En courant, tout ce qui l'entourait ne semblait plus exister, elle ne pensait qu'à trouver un refuge. Soudain, elle fit alors tomber son chapeau, qui atterrit sur le gazon, les gens regardaient la jeune fille avec une certaine curiosité, car elle continuait ainsi de cavaler à toute vitesse tout en semant des choses lui appartenant.

Toujours en se précipitant, son esprit se dirigea à nouveau vers le muguet que Gilbert lui avait donné ce matin-là, puis qu'elle avait glissé dans ses cheveux... si naïvement... Alors, la tristesse faisant place à la colère, elle attrapa le brin de muguet qui était glissé entre son ruban bleu et ses cheveux, puis elle le jeta au sol. Au même moment, une larme qui ne demandait qu'à tomber, roula sur sa joue.

À présent, la foule pouvait bien piétiner cette fleur, comme son cœur l'avait été.

Plus loin, derrière la rouquine, on pouvait distinguer Gilbert, qui s'était empressé de la rattraper, il courait maintenant lui aussi entre les visiteurs de la Foire, il pouvait apercevoir cette dernière à une cinquantaine de pas devant lui. Elle paraissait si blessée, il fallait qu'il la rattrape, il ne savait pas vraiment quoi lui dire, mais il trouverait bien une phrase réconfortante quand il se retrouvera en face d'elle.

C'était plus fort que lui, il devait essayer de faire quelque chose, il détestait la voir dévastée.
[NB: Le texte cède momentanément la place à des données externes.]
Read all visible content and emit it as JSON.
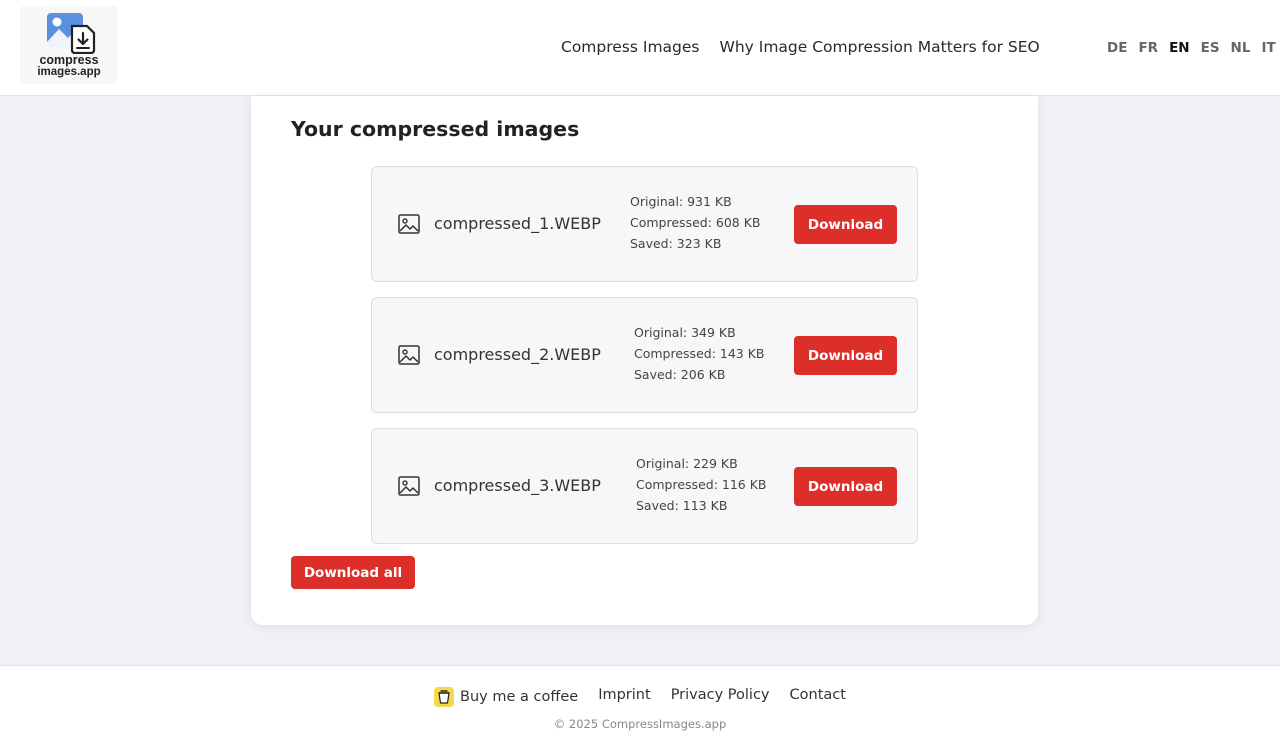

Bien qu'il sache qu'Anne avait souvent des réactions passionnées, il savait que ce gâteau représentait quelque chose d'important pour elle. Elle avait dû y mettre tout son cœur, comme tout ce qu'elle faisait. Il ne supportait pas qu'on la rabaisse, qu'on la juge ou la maltraite. Il se devait de prendre sa défense à chaque fois, et ceci de n'importe quelle façon, n'est-ce pas ce qu'un bon ami ferait ?

Et même ce fameux jour où elle l'avait frappé avec son ardoise... même ce jour-là il l'avait défendu. Il ne pouvait simplement pas accepter que d'autres osent rire d'elle. Elle, qui était comme un papillon rare qu'il fallait préserver.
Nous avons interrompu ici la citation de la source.